Phishing Attempts Are Growing And Here's How To Detect Them


Phishing Warning

  An early Phishing warning from the FTC


  Phishing attempts have been around for a very long time but these have had so much success that they are growing in number and in how they attempt to steal from you and me. These types of attacks have always implemented some form of social engineering which essentially means they try to fool you into trusting them by representing as an acquaintance, some type of authority or tugging at emotional strings as in the case of a charitable cause. In any case they are trying to take your money and you need to know how to detect phishing attempts to avoid being a victim. Above all else this is a matter of vigilance whenever anything even slightly appears questionable whether it be a phone call, an email, a text message or a website/popup when browsing the web. Phishing attempts have become more refined as years have gone by since the notorious Prince of Nigeria phishing scam long ago and they are often far less obvious in their presentation. You're far more likely to see a request to update your login credentials for any legitimate banking or credit system you use coming from an illegitimate phishing source than you are to be asked to send thousands of dollars to receive millions back. It is knowing how to detect phishing attempts which we all need to improve upon to keep safe from being victimized in the ways people are falling victim to phishing today. Keep reading and you'll see how phishing attempts are growing and here's how to detect them.
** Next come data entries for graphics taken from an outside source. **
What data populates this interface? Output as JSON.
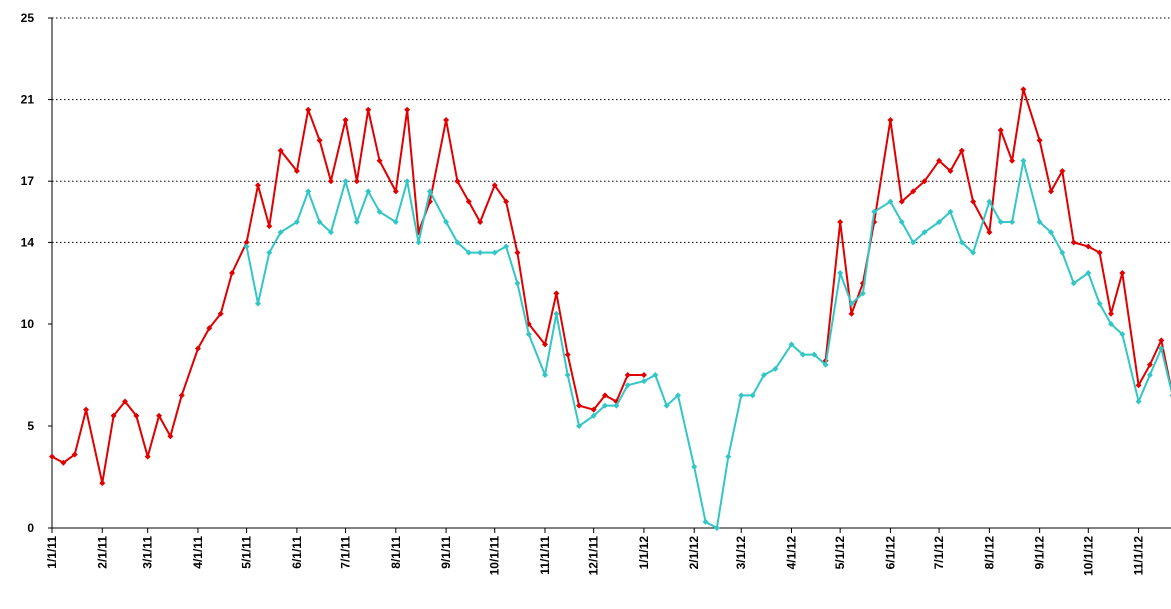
{
  "chart_data": {
    "type": "line",
    "x": [
      "1/1/11",
      "1/8/11",
      "1/15/11",
      "1/22/11",
      "2/1/11",
      "2/8/11",
      "2/15/11",
      "2/22/11",
      "3/1/11",
      "3/8/11",
      "3/15/11",
      "3/22/11",
      "4/1/11",
      "4/8/11",
      "4/15/11",
      "4/22/11",
      "5/1/11",
      "5/8/11",
      "5/15/11",
      "5/22/11",
      "6/1/11",
      "6/8/11",
      "6/15/11",
      "6/22/11",
      "7/1/11",
      "7/8/11",
      "7/15/11",
      "7/22/11",
      "8/1/11",
      "8/8/11",
      "8/15/11",
      "8/22/11",
      "9/1/11",
      "9/8/11",
      "9/15/11",
      "9/22/11",
      "10/1/11",
      "10/8/11",
      "10/15/11",
      "10/22/11",
      "11/1/11",
      "11/8/11",
      "11/15/11",
      "11/22/11",
      "12/1/11",
      "12/8/11",
      "12/15/11",
      "12/22/11",
      "1/1/12",
      "1/8/12",
      "1/15/12",
      "1/22/12",
      "2/1/12",
      "2/8/12",
      "2/15/12",
      "2/22/12",
      "3/1/12",
      "3/8/12",
      "3/15/12",
      "3/22/12",
      "4/1/12",
      "4/8/12",
      "4/15/12",
      "4/22/12",
      "5/1/12",
      "5/8/12",
      "5/15/12",
      "5/22/12",
      "6/1/12",
      "6/8/12",
      "6/15/12",
      "6/22/12",
      "7/1/12",
      "7/8/12",
      "7/15/12",
      "7/22/12",
      "8/1/12",
      "8/8/12",
      "8/15/12",
      "8/22/12",
      "9/1/12",
      "9/8/12",
      "9/15/12",
      "9/22/12",
      "10/1/12",
      "10/8/12",
      "10/15/12",
      "10/22/12",
      "11/1/12",
      "11/8/12",
      "11/15/12",
      "11/22/12"
    ],
    "series": [
      {
        "color": "#e00000",
        "values": [
          3.5,
          3.2,
          3.6,
          5.8,
          2.2,
          5.5,
          6.2,
          5.5,
          3.5,
          5.5,
          4.5,
          6.5,
          8.8,
          9.8,
          10.5,
          12.5,
          14,
          16.8,
          14.8,
          18.5,
          17.5,
          20.5,
          19,
          17,
          20,
          17,
          20.5,
          18,
          16.5,
          20.5,
          14.5,
          16,
          20,
          17,
          16,
          15,
          16.8,
          16,
          13.5,
          10,
          9,
          11.5,
          8.5,
          6,
          5.8,
          6.5,
          6.2,
          7.5,
          7.5,
          null,
          null,
          null,
          null,
          null,
          null,
          null,
          null,
          null,
          null,
          null,
          null,
          null,
          null,
          8.2,
          15,
          10.5,
          12,
          15,
          20,
          16,
          16.5,
          17,
          18,
          17.5,
          18.5,
          16,
          14.5,
          19.5,
          18,
          21.5,
          19,
          16.5,
          17.5,
          14,
          13.8,
          13.5,
          10.5,
          12.5,
          7,
          8,
          9.2,
          6.5
        ]
      },
      {
        "color": "#33c6c6",
        "values": [
          null,
          null,
          null,
          null,
          null,
          null,
          null,
          null,
          null,
          null,
          null,
          null,
          null,
          null,
          null,
          null,
          13.8,
          11,
          13.5,
          14.5,
          15,
          16.5,
          15,
          14.5,
          17,
          15,
          16.5,
          15.5,
          15,
          17,
          14,
          16.5,
          15,
          14,
          13.5,
          13.5,
          13.5,
          13.8,
          12,
          9.5,
          7.5,
          10.5,
          7.5,
          5,
          5.5,
          6,
          6,
          7,
          7.2,
          7.5,
          6,
          6.5,
          3,
          0.3,
          0,
          3.5,
          6.5,
          6.5,
          7.5,
          7.8,
          9,
          8.5,
          8.5,
          8,
          12.5,
          11,
          11.5,
          15.5,
          16,
          15,
          14,
          14.5,
          15,
          15.5,
          14,
          13.5,
          16,
          15,
          15,
          18,
          15,
          14.5,
          13.5,
          12,
          12.5,
          11,
          10,
          9.5,
          6.2,
          7.5,
          8.8,
          6.5
        ]
      }
    ],
    "xlim": [
      "1/1/11",
      "11/21/12"
    ],
    "xticks": [
      "1/1/11",
      "2/1/11",
      "3/1/11",
      "4/1/11",
      "5/1/11",
      "6/1/11",
      "7/1/11",
      "8/1/11",
      "9/1/11",
      "10/1/11",
      "11/1/11",
      "12/1/11",
      "1/1/12",
      "2/1/12",
      "3/1/12",
      "4/1/12",
      "5/1/12",
      "6/1/12",
      "7/1/12",
      "8/1/12",
      "9/1/12",
      "10/1/12",
      "11/1/12"
    ],
    "ylim": [
      0,
      25
    ],
    "yticks": [
      0,
      5,
      10,
      14,
      17,
      21,
      25
    ],
    "grid_lines": [
      14,
      17,
      21,
      25
    ]
  }
}
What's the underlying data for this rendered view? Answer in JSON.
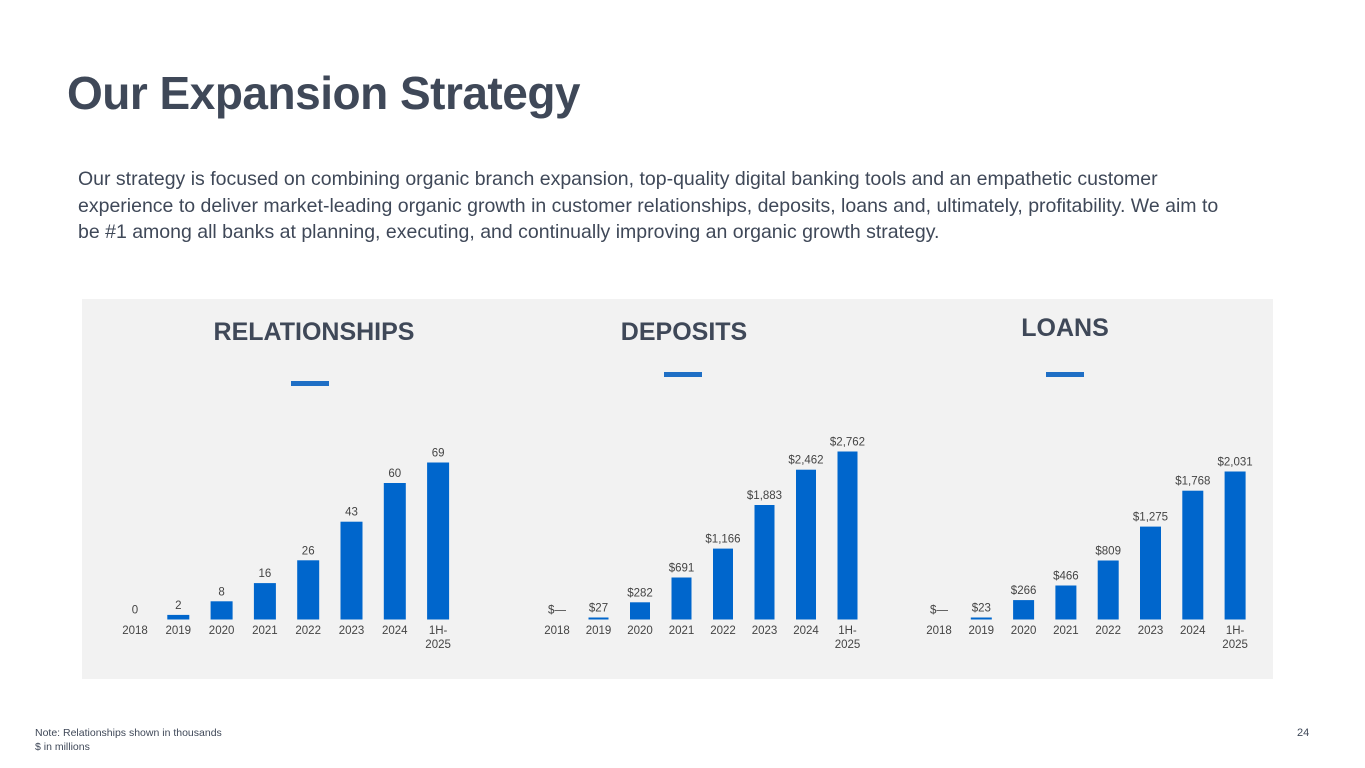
{
  "slide": {
    "title": "Our Expansion Strategy",
    "intro": "Our strategy is focused on combining organic branch expansion, top-quality digital banking tools and an empathetic customer experience to deliver market-leading organic growth in customer relationships, deposits, loans and, ultimately, profitability. We aim to be #1 among all banks at planning, executing, and continually improving an organic growth strategy.",
    "footnote_1": "Note: Relationships shown in thousands",
    "footnote_2": "$ in millions",
    "page_number": "24"
  },
  "colors": {
    "bar": "#0066cc",
    "accent_dash": "#1f6fc5",
    "title_text": "#3f4858",
    "panel_background": "#f2f2f2"
  },
  "chart_data": [
    {
      "type": "bar",
      "title": "RELATIONSHIPS",
      "categories": [
        "2018",
        "2019",
        "2020",
        "2021",
        "2022",
        "2023",
        "2024",
        "1H-2025"
      ],
      "values": [
        0,
        2,
        8,
        16,
        26,
        43,
        60,
        69
      ],
      "value_labels": [
        "0",
        "2",
        "8",
        "16",
        "26",
        "43",
        "60",
        "69"
      ],
      "ylim": [
        0,
        69
      ]
    },
    {
      "type": "bar",
      "title": "DEPOSITS",
      "categories": [
        "2018",
        "2019",
        "2020",
        "2021",
        "2022",
        "2023",
        "2024",
        "1H-2025"
      ],
      "values": [
        0,
        27,
        282,
        691,
        1166,
        1883,
        2462,
        2762
      ],
      "value_labels": [
        "$—",
        "$27",
        "$282",
        "$691",
        "$1,166",
        "$1,883",
        "$2,462",
        "$2,762"
      ],
      "ylim": [
        0,
        2762
      ]
    },
    {
      "type": "bar",
      "title": "LOANS",
      "categories": [
        "2018",
        "2019",
        "2020",
        "2021",
        "2022",
        "2023",
        "2024",
        "1H-2025"
      ],
      "values": [
        0,
        23,
        266,
        466,
        809,
        1275,
        1768,
        2031
      ],
      "value_labels": [
        "$—",
        "$23",
        "$266",
        "$466",
        "$809",
        "$1,275",
        "$1,768",
        "$2,031"
      ],
      "ylim": [
        0,
        2031
      ]
    }
  ]
}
How To Identify Phishing Attacks


  Whether or not these attempts to attack succeed they are in fact Phishing attacks. Since most people have realized over the years that the older versions of phishing can easily be identified in most cases and the perpetrators of these know this, the entire business of phishing has evolved. Email is still widely used in phishing attacks and you need to look for a few things in an email to identify phishing attacks of this type. Typos often appear in email phishing and if it is grammatically sloppy or outright incorrect that's a red flag. Whenever you are asked via email or text to change your password think twice and don't do it using links within such an email or text. If the address an email is sent from is an imitation of a legitimate company's address that means trouble. Part of how phishing has evolved is in that these phishing attacks tend to present something of an urgent nature claiming that you must take action immediately or suffer some derived consequence. If you see a link in that email which is not the same as what displays when you hover over that link don't trust it. Any attachments that appear in any way unknown and/or unexpected are dangerous and could contain malware intended to compromise your computer so don't open them. Take a very hard look at anything such as that and no, Microsoft won't call you to say they need to access your computer because it's causing any kind of problem. Just not happening. That is another phishing venture using the phone which has been going on for a few years and still is happening although Microsoft has nothing to do with it. Did you get a call from the IRS (or someone claiming to be or represent the IRS) telling you that you MUST pay some owed tax or penalty which does not exist? Since you know that you've done your taxes if there ever was a problem - they would most likely notify you by mail and you can then resolve it through normal channels. No matter what you can just call the IRS yourself. Don't pay any perpetrator of Phishing anything just because they claim that you must, that's an automatic red flag and demonstrates how to identify Phishing attacks.


Prevent Phishing Attacks From Succeeding


  These perpetrators of Phishing are cyber criminals and want to steal your money, your identity, and really your existence if they can. Do NOT under any circumstances comply with a request or demand to update your personal information, enter any account numbers or confirm phone numbers and email addresses because any bit of information they may not have could result in exactly what they need to steal from you if you give it to them. In fact you should never fill out any forms at all unless you know the connection is secure. Take a look at the address bar right now while you are visiting and note that the address starts with https and there is a green secure lock icon to the left. If that is not present do not enter any personal information under any circumstances! Whenever you do detect and identify a Phishing attack in an email or text take a few prudent steps which include contacting the actual supposed sender directly, reporting the incident to the FTC, and then hitting that DELETE button. If the attack came from a phone call, don't tell them anything - just hang up the phone! Since there is also some Phishing which happens without indication such as "man in the middle" attacks where it is hidden online within otherwise seemingly legitimate websites, updated security software should be installed to help detect and block these attacks. All these things combine to help you detect attacks and prevent Phishing attacks from succeeding.